By Evan Ackerman
It’s only been, what, about six years since 3.5″ floppy disks were the epitome of non-volatile rewritable memory? Flash memory changed everything for the oh so much better, but if Samsung (and Intel) have their way, we’re going to be seeing a new type of memory as soon as next year. It’s called phase-change memory, or PRAM. Made from the same materials as rewritable CDs and DVDs, PRAM stores bits (the equivalent of 1s and 0s) by changing a glass alloy between crystalline and amorphous states with the application of heat.

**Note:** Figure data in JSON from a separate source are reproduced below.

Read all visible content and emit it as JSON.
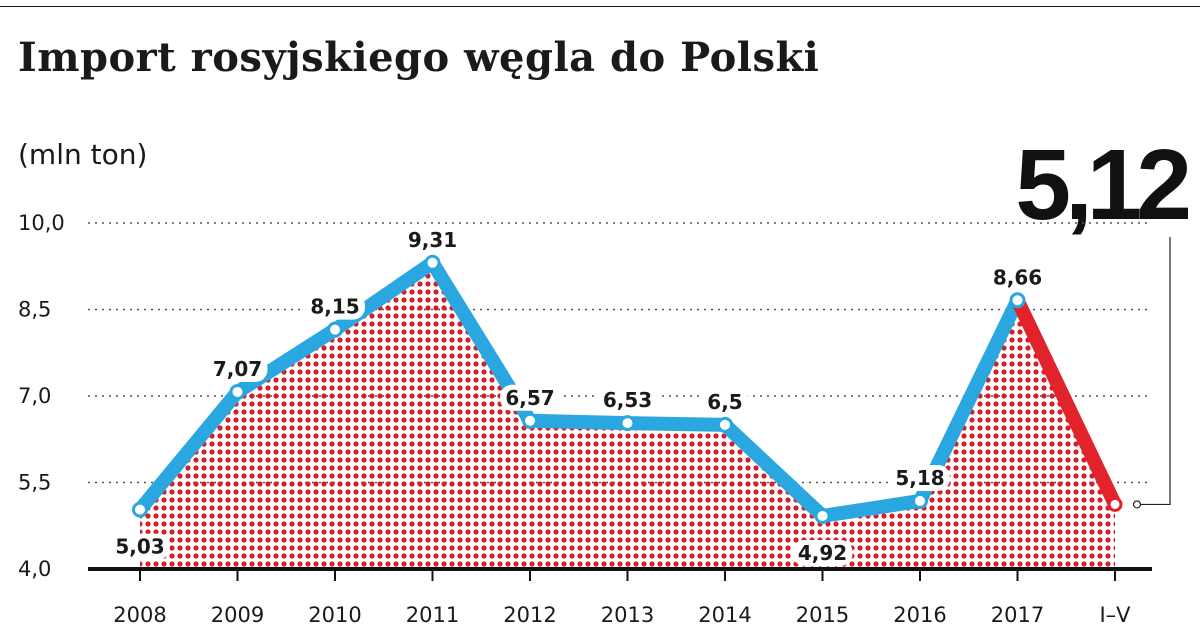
{
  "title": "Import rosyjskiego węgla do Polski",
  "unit": "(mln ton)",
  "highlight_value": "5,12",
  "colors": {
    "main_line": "#2aa7e0",
    "highlight_line": "#e3232c",
    "dots": "#d71d28",
    "highlight_label": "#e3232c"
  },
  "chart_data": {
    "type": "line",
    "title": "Import rosyjskiego węgla do Polski",
    "ylabel": "(mln ton)",
    "xlabel": "",
    "ylim": [
      4.0,
      10.0
    ],
    "y_ticks": [
      "10,0",
      "8,5",
      "7,0",
      "5,5",
      "4,0"
    ],
    "y_tick_values": [
      10.0,
      8.5,
      7.0,
      5.5,
      4.0
    ],
    "grid": "dotted horizontal",
    "area_fill": "red dot pattern",
    "categories": [
      "2008",
      "2009",
      "2010",
      "2011",
      "2012",
      "2013",
      "2014",
      "2015",
      "2016",
      "2017",
      "I–V"
    ],
    "values": [
      5.03,
      7.07,
      8.15,
      9.31,
      6.57,
      6.53,
      6.5,
      4.92,
      5.18,
      8.66,
      5.12
    ],
    "value_labels": [
      "5,03",
      "7,07",
      "8,15",
      "9,31",
      "6,57",
      "6,53",
      "6,5",
      "4,92",
      "5,18",
      "8,66",
      ""
    ],
    "highlighted_last_point": true
  }
}
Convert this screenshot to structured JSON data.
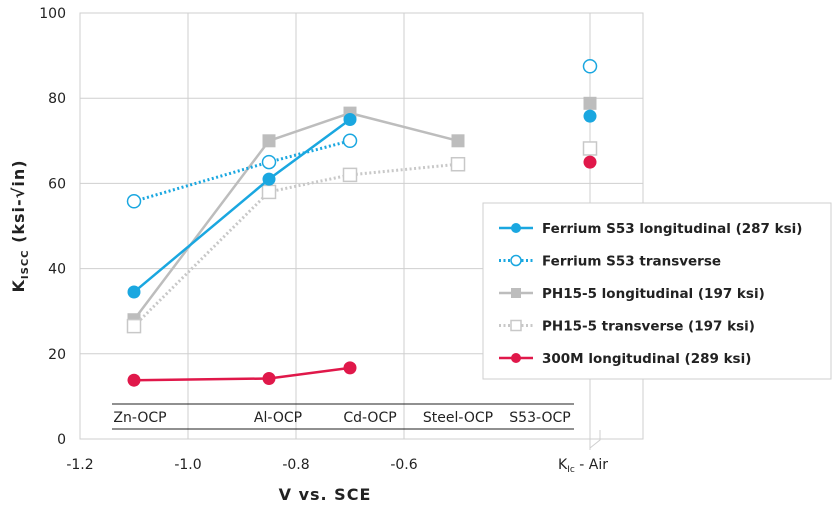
{
  "chart_data": {
    "type": "line",
    "xlabel": "V vs. SCE",
    "ylabel": {
      "main": "K",
      "sub": "ISCC",
      "unit": "(ksi-√in)"
    },
    "xlim": [
      -1.2,
      0.0
    ],
    "ylim": [
      0,
      100
    ],
    "x_ticks": [
      "-1.2",
      "-1.0",
      "-0.8",
      "-0.6"
    ],
    "x_tick_values": [
      -1.2,
      -1.0,
      -0.8,
      -0.6
    ],
    "y_ticks": [
      "0",
      "20",
      "40",
      "60",
      "80",
      "100"
    ],
    "y_tick_values": [
      0,
      20,
      40,
      60,
      80,
      100
    ],
    "kic_label": {
      "main": "K",
      "sub": "Ic",
      "suffix": " - Air"
    },
    "categories": [
      "Zn-OCP",
      "Al-OCP",
      "Cd-OCP",
      "Steel-OCP",
      "S53-OCP"
    ],
    "grid": true,
    "legend_position": "right",
    "series": [
      {
        "name": "Ferrium S53 longitudinal (287 ksi)",
        "color": "#1aa7e0",
        "marker": "circle-filled",
        "line": "solid",
        "x": [
          -1.1,
          -0.85,
          -0.7
        ],
        "y": [
          34.5,
          61,
          75
        ],
        "air": 75.8
      },
      {
        "name": "Ferrium S53 transverse",
        "color": "#1aa7e0",
        "marker": "circle-open",
        "line": "dotted",
        "x": [
          -1.1,
          -0.85,
          -0.7
        ],
        "y": [
          55.8,
          65,
          70
        ],
        "air": 87.5
      },
      {
        "name": "PH15-5 longitudinal (197 ksi)",
        "color": "#bdbdbd",
        "marker": "square-filled",
        "line": "solid",
        "x": [
          -1.1,
          -0.85,
          -0.7,
          -0.5
        ],
        "y": [
          28,
          70,
          76.5,
          70
        ],
        "air": 78.8
      },
      {
        "name": "PH15-5 transverse (197 ksi)",
        "color": "#c8c8c8",
        "marker": "square-open",
        "line": "dotted",
        "x": [
          -1.1,
          -0.85,
          -0.7,
          -0.5
        ],
        "y": [
          26.5,
          58,
          62,
          64.5
        ],
        "air": 68.2
      },
      {
        "name": "300M longitudinal (289 ksi)",
        "color": "#e0184a",
        "marker": "circle-filled",
        "line": "solid",
        "x": [
          -1.1,
          -0.85,
          -0.7
        ],
        "y": [
          13.8,
          14.2,
          16.7
        ],
        "air": 65
      }
    ]
  }
}
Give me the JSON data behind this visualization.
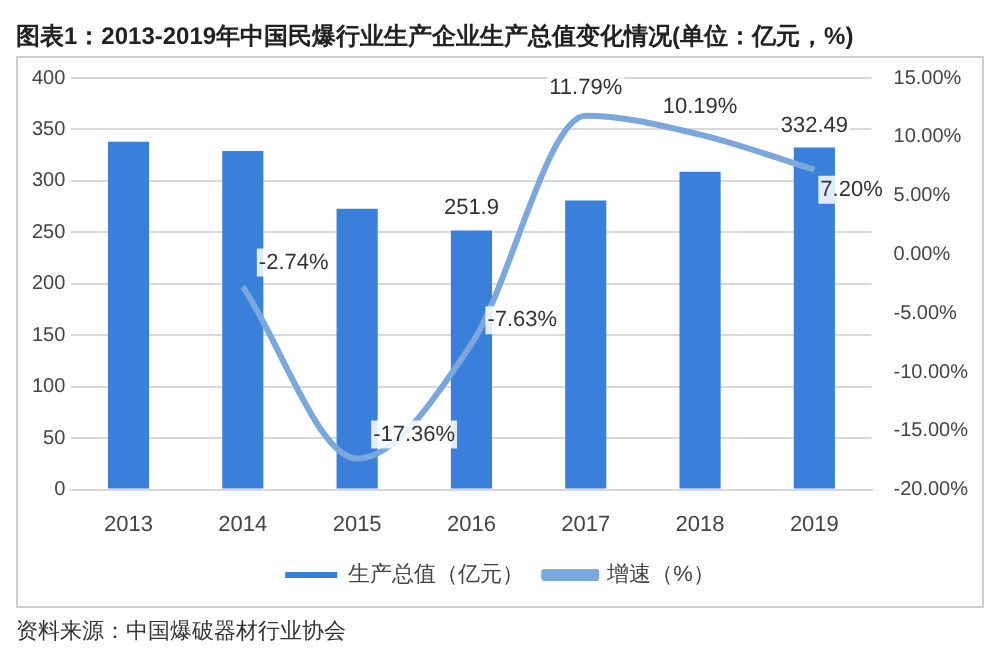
{
  "chart_data": {
    "type": "bar",
    "title": "图表1：2013-2019年中国民爆行业生产企业生产总值变化情况(单位：亿元，%)",
    "categories": [
      "2013",
      "2014",
      "2015",
      "2016",
      "2017",
      "2018",
      "2019"
    ],
    "series": [
      {
        "name": "生产总值（亿元）",
        "color": "#3a7fd9",
        "values": [
          338,
          329,
          273,
          251.9,
          281,
          309,
          332.49
        ],
        "value_labels": [
          null,
          null,
          null,
          "251.9",
          null,
          null,
          "332.49"
        ]
      },
      {
        "name": "增速（%）",
        "type": "line",
        "axis": "y2",
        "color": "#7aa7dc",
        "values": [
          null,
          -2.74,
          -17.36,
          -7.63,
          11.79,
          10.19,
          7.2
        ],
        "value_labels": [
          null,
          "-2.74%",
          "-17.36%",
          "-7.63%",
          "11.79%",
          "10.19%",
          "7.20%"
        ]
      }
    ],
    "ylim": [
      0,
      400
    ],
    "yticks": [
      0,
      50,
      100,
      150,
      200,
      250,
      300,
      350,
      400
    ],
    "y2lim": [
      -20,
      15
    ],
    "y2ticks": [
      {
        "value": -20,
        "label": "-20.00%"
      },
      {
        "value": -15,
        "label": "-15.00%"
      },
      {
        "value": -10,
        "label": "-10.00%"
      },
      {
        "value": -5,
        "label": "-5.00%"
      },
      {
        "value": 0,
        "label": "0.00%"
      },
      {
        "value": 5,
        "label": "5.00%"
      },
      {
        "value": 10,
        "label": "10.00%"
      },
      {
        "value": 15,
        "label": "15.00%"
      }
    ],
    "grid": "y",
    "legend": "bottom",
    "marker": "none",
    "line_style": "solid",
    "annotations": [
      "资料来源：中国爆破器材行业协会"
    ]
  }
}
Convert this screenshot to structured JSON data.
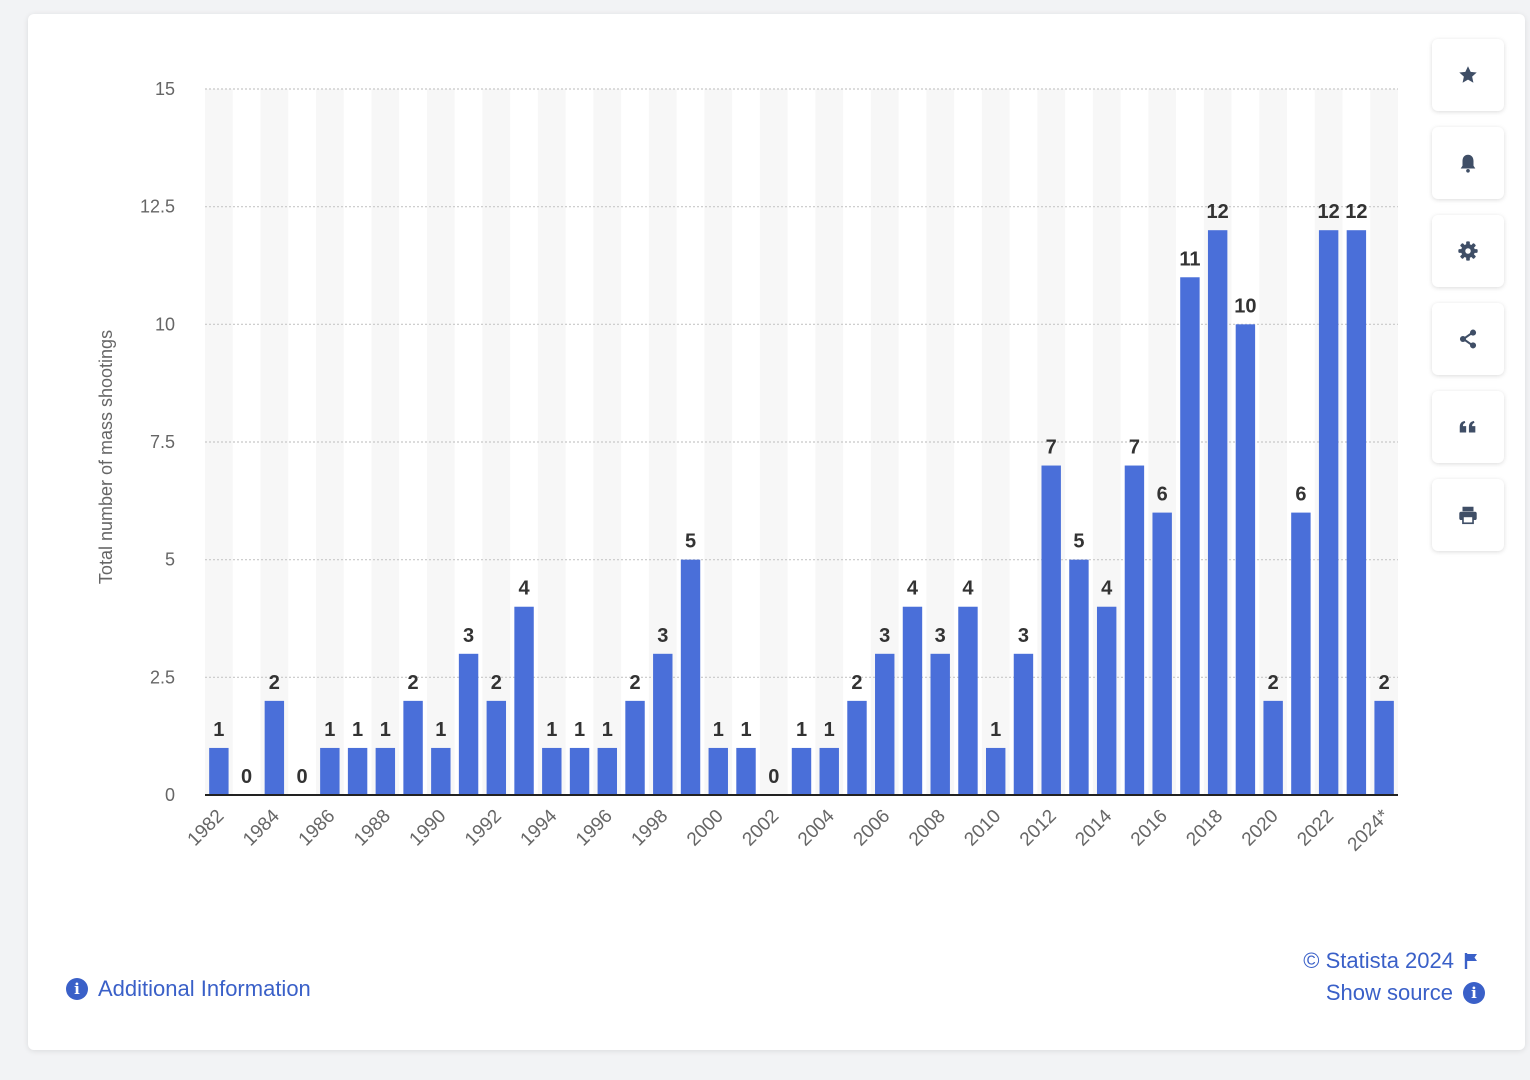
{
  "chart_data": {
    "type": "bar",
    "ylabel": "Total number of mass shootings",
    "xlabel": "",
    "ylim": [
      0,
      15
    ],
    "y_ticks": [
      "0",
      "2.5",
      "5",
      "7.5",
      "10",
      "12.5",
      "15"
    ],
    "y_tick_values": [
      0,
      2.5,
      5,
      7.5,
      10,
      12.5,
      15
    ],
    "categories": [
      "1982",
      "1983",
      "1984",
      "1985",
      "1986",
      "1987",
      "1988",
      "1989",
      "1990",
      "1991",
      "1992",
      "1993",
      "1994",
      "1995",
      "1996",
      "1997",
      "1998",
      "1999",
      "2000",
      "2001",
      "2002",
      "2003",
      "2004",
      "2005",
      "2006",
      "2007",
      "2008",
      "2009",
      "2010",
      "2011",
      "2012",
      "2013",
      "2014",
      "2015",
      "2016",
      "2017",
      "2018",
      "2019",
      "2020",
      "2021",
      "2022",
      "2023",
      "2024*"
    ],
    "values": [
      1,
      0,
      2,
      0,
      1,
      1,
      1,
      2,
      1,
      3,
      2,
      4,
      1,
      1,
      1,
      2,
      3,
      5,
      1,
      1,
      0,
      1,
      1,
      2,
      3,
      4,
      3,
      4,
      1,
      3,
      7,
      5,
      4,
      7,
      6,
      11,
      12,
      10,
      2,
      6,
      12,
      12,
      2
    ],
    "x_tick_labels": [
      "1982",
      "1984",
      "1986",
      "1988",
      "1990",
      "1992",
      "1994",
      "1996",
      "1998",
      "2000",
      "2002",
      "2004",
      "2006",
      "2008",
      "2010",
      "2012",
      "2014",
      "2016",
      "2018",
      "2020",
      "2022",
      "2024*"
    ],
    "grid": true,
    "colors": {
      "bar": "#4a6fd9",
      "label": "#333333",
      "tick": "#666666",
      "grid": "#c8c8c8",
      "band": "#f7f7f7"
    }
  },
  "sidebar": {
    "buttons": [
      {
        "name": "favorite-button",
        "icon": "star-icon"
      },
      {
        "name": "notification-button",
        "icon": "bell-icon"
      },
      {
        "name": "settings-button",
        "icon": "gear-icon"
      },
      {
        "name": "share-button",
        "icon": "share-icon"
      },
      {
        "name": "cite-button",
        "icon": "quote-icon"
      },
      {
        "name": "print-button",
        "icon": "printer-icon"
      }
    ]
  },
  "footer": {
    "additional_info": "Additional Information",
    "copyright": "© Statista 2024",
    "show_source": "Show source"
  },
  "accent": "#3a60c8"
}
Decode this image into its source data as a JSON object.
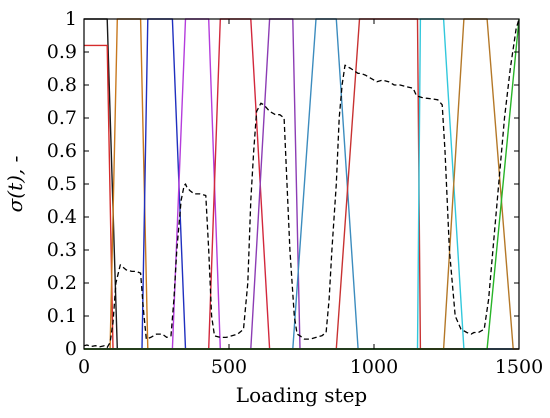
{
  "chart_data": {
    "type": "line",
    "title": "",
    "xlabel": "Loading step",
    "ylabel": "σ(t), -",
    "xlim": [
      0,
      1500
    ],
    "ylim": [
      0,
      1
    ],
    "xticks": [
      0,
      500,
      1000,
      1500
    ],
    "xtick_labels": [
      "0",
      "500",
      "1000",
      "1500"
    ],
    "yticks": [
      0,
      0.1,
      0.2,
      0.3,
      0.4,
      0.5,
      0.6,
      0.7,
      0.8,
      0.9,
      1
    ],
    "ytick_labels": [
      "0",
      "0.1",
      "0.2",
      "0.3",
      "0.4",
      "0.5",
      "0.6",
      "0.7",
      "0.8",
      "0.9",
      "1"
    ],
    "grid": false,
    "legend": "none",
    "series": [
      {
        "color": "#1a1a1a",
        "style": "solid",
        "x": [
          0,
          80,
          115,
          1500
        ],
        "y": [
          1,
          1,
          0,
          0
        ]
      },
      {
        "color": "#d62b2b",
        "style": "solid",
        "x": [
          0,
          80,
          100,
          1500
        ],
        "y": [
          0.92,
          0.92,
          0,
          0
        ]
      },
      {
        "color": "#c8781e",
        "style": "solid",
        "x": [
          0,
          90,
          115,
          195,
          220,
          1500
        ],
        "y": [
          0,
          0,
          1,
          1,
          0,
          0
        ]
      },
      {
        "color": "#1f2fbf",
        "style": "solid",
        "x": [
          0,
          200,
          220,
          305,
          350,
          1500
        ],
        "y": [
          0,
          0,
          1,
          1,
          0,
          0
        ]
      },
      {
        "color": "#b43cdc",
        "style": "solid",
        "x": [
          0,
          305,
          350,
          430,
          470,
          1500
        ],
        "y": [
          0,
          0,
          1,
          1,
          0,
          0
        ]
      },
      {
        "color": "#d2283c",
        "style": "solid",
        "x": [
          0,
          430,
          470,
          575,
          640,
          1500
        ],
        "y": [
          0,
          0,
          1,
          1,
          0,
          0
        ]
      },
      {
        "color": "#8c3cb4",
        "style": "solid",
        "x": [
          0,
          575,
          640,
          720,
          745,
          1500
        ],
        "y": [
          0,
          0,
          1,
          1,
          0,
          0
        ]
      },
      {
        "color": "#3c8cbe",
        "style": "solid",
        "x": [
          0,
          720,
          800,
          870,
          945,
          1500
        ],
        "y": [
          0,
          0,
          1,
          1,
          0,
          0
        ]
      },
      {
        "color": "#c83232",
        "style": "solid",
        "x": [
          0,
          870,
          950,
          1150,
          1160,
          1500
        ],
        "y": [
          0,
          0,
          1,
          1,
          0,
          0
        ]
      },
      {
        "color": "#32c8dc",
        "style": "solid",
        "x": [
          0,
          1150,
          1160,
          1240,
          1310,
          1500
        ],
        "y": [
          0,
          0,
          1,
          1,
          0,
          0
        ]
      },
      {
        "color": "#b47828",
        "style": "solid",
        "x": [
          0,
          1240,
          1310,
          1390,
          1480,
          1500
        ],
        "y": [
          0,
          0,
          1,
          1,
          0,
          0
        ]
      },
      {
        "color": "#28b428",
        "style": "solid",
        "x": [
          0,
          1390,
          1500
        ],
        "y": [
          0,
          0,
          1
        ]
      },
      {
        "color": "#000000",
        "style": "dashed",
        "x": [
          0,
          10,
          25,
          40,
          55,
          70,
          80,
          90,
          100,
          110,
          125,
          145,
          165,
          180,
          195,
          205,
          215,
          230,
          250,
          270,
          285,
          300,
          310,
          320,
          335,
          345,
          350,
          355,
          365,
          380,
          400,
          420,
          430,
          440,
          450,
          470,
          490,
          510,
          530,
          550,
          565,
          575,
          585,
          595,
          610,
          620,
          640,
          660,
          675,
          690,
          700,
          710,
          725,
          735,
          745,
          760,
          780,
          800,
          820,
          835,
          845,
          855,
          870,
          880,
          890,
          900,
          920,
          945,
          955,
          970,
          990,
          1010,
          1030,
          1050,
          1070,
          1090,
          1110,
          1135,
          1145,
          1150,
          1155,
          1165,
          1180,
          1200,
          1220,
          1235,
          1245,
          1260,
          1280,
          1300,
          1320,
          1335,
          1345,
          1360,
          1380,
          1395,
          1410,
          1430,
          1450,
          1470,
          1490,
          1500
        ],
        "y": [
          0.01,
          0.012,
          0.008,
          0.01,
          0.007,
          0.01,
          0.005,
          0.02,
          0.08,
          0.2,
          0.255,
          0.24,
          0.235,
          0.235,
          0.23,
          0.12,
          0.03,
          0.035,
          0.045,
          0.045,
          0.035,
          0.04,
          0.15,
          0.3,
          0.45,
          0.495,
          0.5,
          0.49,
          0.48,
          0.47,
          0.47,
          0.465,
          0.3,
          0.1,
          0.04,
          0.035,
          0.035,
          0.04,
          0.045,
          0.06,
          0.2,
          0.45,
          0.6,
          0.72,
          0.745,
          0.74,
          0.72,
          0.71,
          0.71,
          0.7,
          0.5,
          0.3,
          0.1,
          0.045,
          0.04,
          0.03,
          0.03,
          0.035,
          0.04,
          0.05,
          0.15,
          0.3,
          0.5,
          0.7,
          0.8,
          0.86,
          0.85,
          0.835,
          0.835,
          0.83,
          0.82,
          0.81,
          0.815,
          0.81,
          0.8,
          0.8,
          0.795,
          0.79,
          0.77,
          0.765,
          0.765,
          0.762,
          0.76,
          0.758,
          0.755,
          0.74,
          0.6,
          0.3,
          0.1,
          0.06,
          0.05,
          0.045,
          0.05,
          0.05,
          0.06,
          0.15,
          0.3,
          0.5,
          0.7,
          0.85,
          0.97,
          1.0
        ]
      }
    ]
  }
}
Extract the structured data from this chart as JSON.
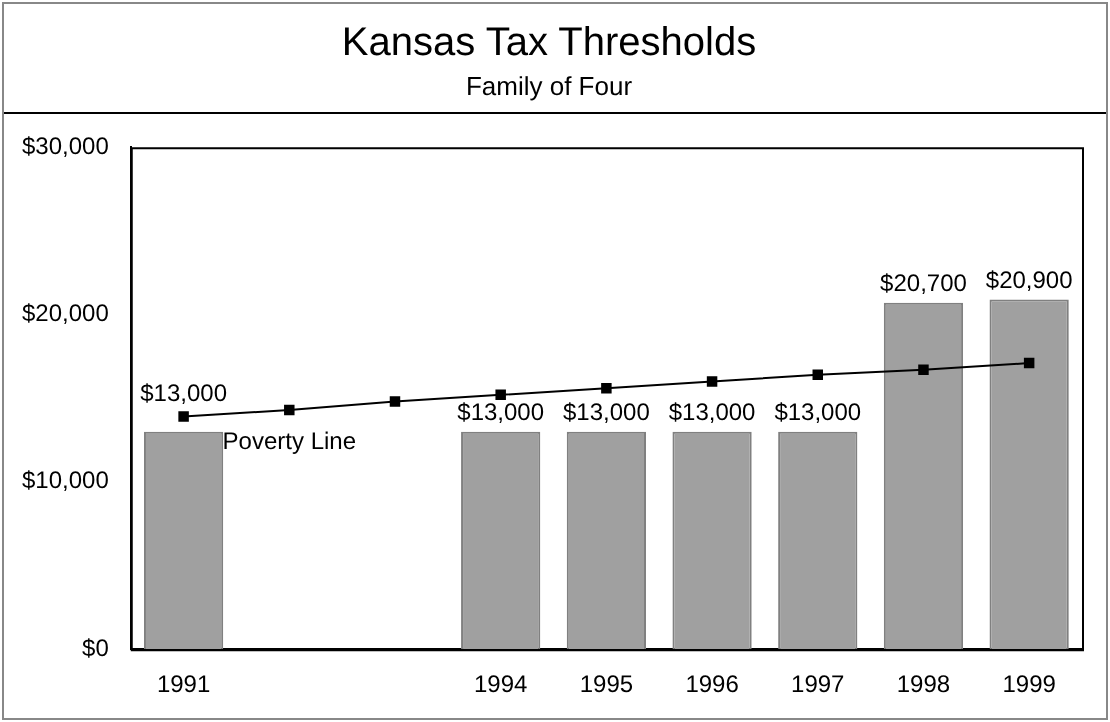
{
  "chart_data": {
    "type": "bar",
    "title": "Kansas Tax Thresholds",
    "subtitle": "Family of Four",
    "categories": [
      "1991",
      null,
      null,
      "1994",
      "1995",
      "1996",
      "1997",
      "1998",
      "1999"
    ],
    "series": [
      {
        "color": "#a0a0a0",
        "values": [
          13000,
          null,
          null,
          13000,
          13000,
          13000,
          13000,
          20700,
          20900
        ],
        "value_labels": [
          "$13,000",
          null,
          null,
          "$13,000",
          "$13,000",
          "$13,000",
          "$13,000",
          "$20,700",
          "$20,900"
        ]
      },
      {
        "type": "line",
        "name": "Poverty Line",
        "color": "#000000",
        "marker": "square",
        "values": [
          13900,
          14300,
          14800,
          15200,
          15600,
          16000,
          16400,
          16700,
          17100
        ]
      }
    ],
    "ylim": [
      0,
      30000
    ],
    "yticks": [
      {
        "value": 0,
        "label": "$0"
      },
      {
        "value": 10000,
        "label": "$10,000"
      },
      {
        "value": 20000,
        "label": "$20,000"
      },
      {
        "value": 30000,
        "label": "$30,000"
      }
    ],
    "grid": false,
    "legend": false
  }
}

Compared to flash, PRAM writes about 500 times faster while using half the power, is 1000 times more durable, and can be packed into a much denser area. PRAM also has significantly higher radiation resistance for those of you who work in nuclear power plants or outer space. So what’s the downside? Well, although it’s actually simpler to manufacture (in general) than flash, PRAM can’t be soldered after being programmed since it’s sensitive to high temperatures. This means that manufacturers are going to have to add a method of programming the PRAM after it’s been soldered to a circuit board. PRAM also requires a higher writing voltage than flash does.
My guess is that, due to the obvious advantages, PRAM is going to start replacing flash in the same way that flash is now replacing magnetic storage. It’s not gonna be quick, but it’s probably inevitable. There’s no information on pricing or availability of the first production units, but it’s rumored that we could start seeing some of this technology become available by 2008.